Je passe une jambe derrière et m'y installe pour chercher ça. Je fouille rapidement et trouve un petit sac dans lequel i grenades, puis je retourne devant avec. Je sors ensuite et regarde quelle voiture est la plus proche avant de dégoupiller une grenade à l'aide de mes dents, une main me maintenant à la voiture et l'autre tenant l'objet. Je lance l'explosif et la grenade atterrit au pied d'une voiture, qui explose alors qu'elle roule juste au-dessus. Je refais de même avec la deuxième et il ne reste qu'une voiture quand la nôtre tourne un virage. Je lâche ma grenade dégoupillée sous l'effet de la surprise et me rattrape de justesse au toit de la voiture, ayant failli tomber. Je rentre encore et Jack s'excuse.

- Désolé, je l'avais pas vu venir !

Je hoche la tête et ne réponds rien avant de repasser le haut du corps par la fenêtre. Malheureusement, la dernière voiture a compris que je lançais des grenades et elle zigzag sur la route, réduisant mes chances de l'atteindre à 1 sur 3. Je finis pas réussir à geler une roue et balance la grenade en hurlant :

- BOUFFE-TOI ÇA, BÂTARD !

Je me loge à nouveau dans la voiture et cette fois, il ne reste que l'hélicoptère.

- Jack, ralentit un peu, l'avertis-je. Je vais monter sur le toit.

- T'ES FOLLE ? s'étonna-t-il. Tu ne tiendras pas !

- Je vais me geler à la voiture, crétin !

Il se renfrogne et je ne sais si c'est dû à l'insulte, au fait que je prenne autant de risque ou celui que je vais peut-être griffer sa voiture. La troisième solution est la plus envisageable.

Je tiens ma mitrailleuse d'une main et de l'autre, je m'agrippe au haut de la voiture. Je m'extirpe par la vitre et grimpe dessus en peinant à me maintenir en place.

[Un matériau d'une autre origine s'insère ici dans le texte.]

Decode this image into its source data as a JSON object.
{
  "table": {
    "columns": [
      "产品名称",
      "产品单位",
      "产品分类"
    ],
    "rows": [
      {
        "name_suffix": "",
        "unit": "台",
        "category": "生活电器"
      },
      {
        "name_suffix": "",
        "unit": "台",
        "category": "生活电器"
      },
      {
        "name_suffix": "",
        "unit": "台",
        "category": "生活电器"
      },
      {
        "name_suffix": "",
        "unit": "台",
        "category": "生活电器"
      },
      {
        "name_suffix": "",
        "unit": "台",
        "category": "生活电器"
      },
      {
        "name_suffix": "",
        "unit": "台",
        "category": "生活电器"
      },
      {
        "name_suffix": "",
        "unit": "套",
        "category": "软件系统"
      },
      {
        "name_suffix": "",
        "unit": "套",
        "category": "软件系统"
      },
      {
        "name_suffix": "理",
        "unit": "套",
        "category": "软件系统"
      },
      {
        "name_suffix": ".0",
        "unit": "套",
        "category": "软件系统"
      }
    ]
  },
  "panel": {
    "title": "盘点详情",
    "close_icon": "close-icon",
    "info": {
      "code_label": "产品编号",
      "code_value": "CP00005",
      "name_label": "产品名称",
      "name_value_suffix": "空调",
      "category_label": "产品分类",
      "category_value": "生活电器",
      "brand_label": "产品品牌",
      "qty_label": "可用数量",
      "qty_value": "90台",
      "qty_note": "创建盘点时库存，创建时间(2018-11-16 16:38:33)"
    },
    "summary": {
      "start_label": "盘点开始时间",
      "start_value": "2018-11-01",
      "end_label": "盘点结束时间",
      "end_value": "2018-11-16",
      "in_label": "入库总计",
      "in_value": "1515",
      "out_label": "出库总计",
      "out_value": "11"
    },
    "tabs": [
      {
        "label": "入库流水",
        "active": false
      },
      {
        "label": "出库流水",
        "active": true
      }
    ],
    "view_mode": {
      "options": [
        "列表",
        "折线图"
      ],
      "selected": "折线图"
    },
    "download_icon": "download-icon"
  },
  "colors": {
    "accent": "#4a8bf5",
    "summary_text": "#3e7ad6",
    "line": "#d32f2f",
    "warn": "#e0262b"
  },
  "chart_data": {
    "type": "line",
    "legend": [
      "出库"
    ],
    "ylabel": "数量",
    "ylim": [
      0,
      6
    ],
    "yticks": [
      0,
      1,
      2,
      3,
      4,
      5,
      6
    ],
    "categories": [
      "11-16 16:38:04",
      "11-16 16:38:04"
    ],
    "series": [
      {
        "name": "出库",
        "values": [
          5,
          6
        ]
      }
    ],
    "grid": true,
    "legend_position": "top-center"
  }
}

Finalement, je parviens à me lever et ne perds pas une seule seconde pour me geler les pieds au métal. Je prends alors ma mitrailleuse et la pointe vers l'hélicoptère. Je tire plusieurs coups dans la paroi mais n'arrive a rien. Je finis par trouver le réacteur et tire dedans, le faisant exploser. L'hélicoptère vire en fumant sur le côté et tombe vers les bois entourant l'autoroute. Cependant, moi qui me croyait au bout de mes peines, je me trompais car il semblerait qu'il y ait un sniper dans l'engin et il me tire dessus. Je reçois la balle à l'épaule gauche et me la tiens instantanément. La douleur est assez intense et vive, ce qui est dur à supporter. Je réussis, je ne sais comment, à retourner à l'intérieur de la voiture, et geigne un peu de douleur en maintenant la main sur mon membre, ce qui alerte Jack.

- Elsa, qu'est-ce que tu t'es fait ?

- Balle dans l'épaule, dis-je en serrant les dents.

- Tiens bon, on arrive bientôt, m'informa-t-il.

- Enfin une bonne nouvelle !

Il rit anxieusement et me félicite.

- Bravo, t'as géré sur ce coup.

- Merci, c'est un peu grâce à toi, répondis-je.

- Non, j'aurais du te conseiller un truc ou quoi, désolé...

- C'est rien, oublie, le rassurai-je.

Je le vois sourire faiblement et il tourne la tête vers moi en gardant une main sur le volant. Il porte l'autre à mon épaule et examine quelques peu soucieusement. Lorsque je tourne mon regard sur la route, je vois un fan la traverser.

- ATTENTION ! criai-je avant de me saisir du volant et de tourner brusquement sur la gauche.

Je reviens ensuite rapidement dans le chemin et soupire un bon coup.

- Bravo, t'as sauvé bambi, dit Jack.

Je tourne la tête vers lui et il a repris le volant en portant un air amusé sur le visage. Je ris quelques peu et doucement, nous partons dans un fou rire incontrôlable. Nous déversons tout le stress de cette journée dans notre hilarité et je dois dire que je m'amuse bien.

Entre mon rôle de pute auprès de Smerkov, le stress de la cachette et la fuite dans l'hôtel, suivis d'une première partie de la course poursuite, puis du tremplin de glace, l'élimination de deux rangées d'une bonne dizaine de voiture bloody scar chacune et l'explosion d'un hélicoptère, sans ajouter mon sauvetage du fan, je dois dire que cette journée était des plus palpitantes, mais pas tout à fait dans le bon sens.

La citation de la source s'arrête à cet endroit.